Johannesburg is the nearest international gateway to Mozambique from Australia (only TAP, the Portuguese carrier, and Kenya Airways fly directly to Maputo). Singapore Airlines has a fare for $1903, flying to Johannesburg with an aircraft change in Singapore, then with South African Airways (SAA) to Maputo. LAM, the national carrier, has a one-hour flight from Maputo to Beira. SAA has a fare to Beira for $2530 that lands in time for you to reach Gorongosa Park before the gates close at 6pm. (Fares are low-season return from Melbourne and Sydney, excluding tax.) Australians require a visa, available on arrival for $US20 ($30).

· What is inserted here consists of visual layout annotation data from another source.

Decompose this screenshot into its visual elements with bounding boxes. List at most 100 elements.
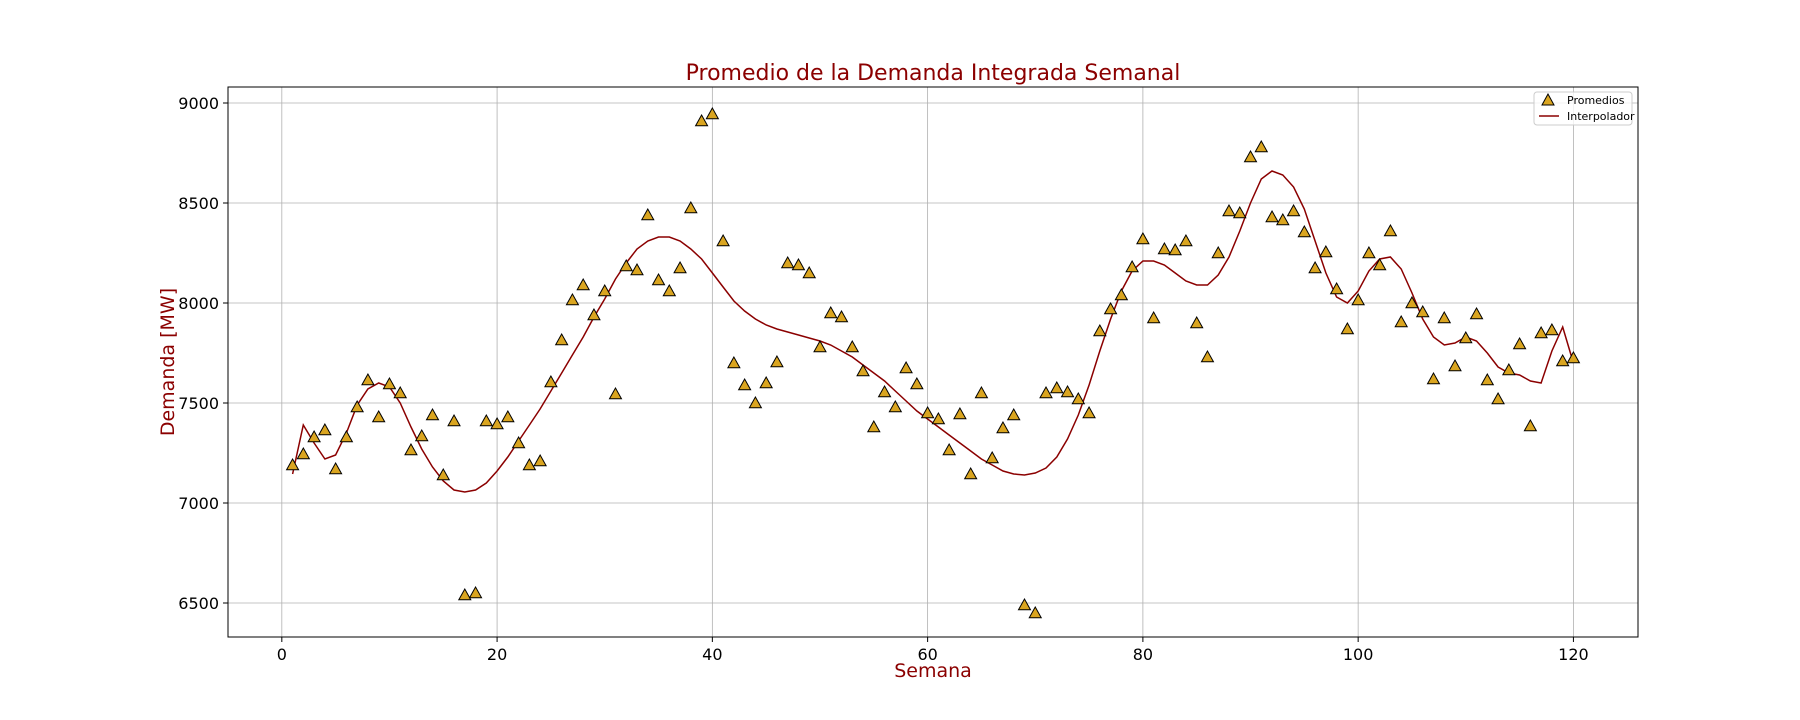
data-point xyxy=(414,428,429,442)
data-point xyxy=(393,385,408,399)
data-point xyxy=(931,411,946,425)
data-point xyxy=(1157,241,1172,255)
y-tick-label: 7000 xyxy=(178,494,219,513)
data-point xyxy=(1146,310,1161,324)
y-tick-label: 6500 xyxy=(178,594,219,613)
data-point xyxy=(361,372,375,386)
data-point xyxy=(371,409,386,423)
data-point xyxy=(1512,336,1527,350)
x-tick-label: 120 xyxy=(1558,645,1589,664)
data-point xyxy=(877,384,892,398)
data-point xyxy=(318,422,332,436)
data-point xyxy=(640,207,655,221)
data-point xyxy=(1372,257,1387,271)
data-point xyxy=(1523,418,1538,432)
average-points-layer xyxy=(285,106,1581,619)
data-point xyxy=(1545,322,1559,336)
data-point xyxy=(457,587,472,601)
data-point xyxy=(1480,372,1495,386)
data-point xyxy=(436,467,451,481)
data-point xyxy=(597,283,612,297)
data-point xyxy=(1458,330,1473,344)
data-point xyxy=(587,307,601,321)
data-point xyxy=(813,339,827,353)
data-point xyxy=(1501,362,1516,376)
data-point xyxy=(339,429,354,443)
data-point xyxy=(673,260,687,274)
data-point xyxy=(1168,242,1183,256)
x-tick-label: 100 xyxy=(1343,645,1374,664)
data-point xyxy=(1319,244,1333,258)
data-point xyxy=(963,466,978,480)
data-point xyxy=(845,339,860,353)
data-point xyxy=(1243,149,1258,163)
legend-triangle-marker xyxy=(1541,92,1555,106)
data-point xyxy=(533,453,547,467)
data-point xyxy=(705,106,720,120)
data-point xyxy=(1006,407,1021,421)
data-point xyxy=(1275,212,1290,226)
legend-label-promedios: Promedios xyxy=(1567,94,1625,107)
data-point xyxy=(1566,350,1581,364)
data-point xyxy=(1491,391,1505,405)
data-point xyxy=(479,413,494,427)
data-point xyxy=(1405,295,1419,309)
data-point xyxy=(285,457,300,471)
data-point xyxy=(1200,349,1215,363)
data-point xyxy=(1394,314,1409,328)
data-point xyxy=(888,399,903,413)
y-tick-label: 8000 xyxy=(178,294,219,313)
y-axis-label: Demanda [MW] xyxy=(157,288,179,436)
data-point xyxy=(1071,391,1086,405)
data-point xyxy=(1060,384,1075,398)
data-point xyxy=(565,292,580,306)
data-point xyxy=(1351,292,1366,306)
data-point xyxy=(1211,245,1226,259)
data-point xyxy=(350,399,365,413)
data-point xyxy=(1426,371,1441,385)
data-point xyxy=(1340,321,1355,335)
data-point xyxy=(770,354,784,368)
data-point xyxy=(1297,224,1312,238)
legend: Promedios Interpolador xyxy=(1533,91,1635,126)
data-point xyxy=(468,585,483,599)
x-tick-label: 40 xyxy=(702,645,722,664)
data-point xyxy=(920,405,935,419)
data-point xyxy=(1383,223,1398,237)
axis-ticks: 0 20 40 60 80 100 120 6500 7000 7500 8000 8500 9000 xyxy=(178,94,1588,664)
data-point xyxy=(910,376,924,390)
data-point xyxy=(500,409,515,423)
data-point xyxy=(1265,209,1279,223)
data-point xyxy=(953,406,967,420)
data-point xyxy=(899,360,913,374)
data-point xyxy=(554,332,569,346)
x-tick-label: 80 xyxy=(1133,645,1153,664)
data-point xyxy=(1534,325,1548,339)
data-point xyxy=(759,375,774,389)
y-tick-label: 7500 xyxy=(178,394,219,413)
data-point xyxy=(834,309,849,323)
data-point xyxy=(1179,233,1193,247)
data-point xyxy=(748,395,763,409)
data-point xyxy=(802,265,817,279)
data-point xyxy=(1103,301,1118,315)
x-tick-label: 60 xyxy=(917,645,937,664)
y-tick-label: 8500 xyxy=(178,194,219,213)
data-point xyxy=(490,416,504,430)
data-point xyxy=(447,413,461,427)
data-point xyxy=(737,377,752,391)
data-point xyxy=(1437,310,1452,324)
data-point xyxy=(1308,260,1322,274)
data-point xyxy=(1329,281,1344,295)
data-point xyxy=(630,262,644,276)
data-point xyxy=(619,258,634,272)
data-point xyxy=(1136,231,1150,245)
legend-label-interpolador: Interpolador xyxy=(1567,110,1635,123)
data-point xyxy=(791,257,806,271)
x-axis-label: Semana xyxy=(894,660,972,682)
data-point xyxy=(1415,304,1430,318)
data-point xyxy=(1092,323,1107,337)
data-point xyxy=(544,374,558,388)
data-point xyxy=(856,363,870,377)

Hire a car in Beira if you want to drive around the park yourself. If not, a one-way, three-hour transfer from Beira to Gorongosa Park costs 1820 meticais ($107) a person.

Touring there

Gorongosa Park closes during the rainy season, from December to April. See gorongosa.net for exact dates; tours and accommodation can be booked on this site. The entry fee to Gorongosa National Park is 200mts a person, payable in meticais only. You can self-drive in the park for 500mts a vehicle. A guided three-hour game drive is 780mts a person. A trip to the nearby village of Vinho costs 350mts a person and should not be missed.

Accommodation at Chitengo, a complex in the park, in a double cabana is 2990mts. It is also possible to camp. Meals are reasonably priced. Gorongosa represents good value within the region, if less luxury than many private game lodges.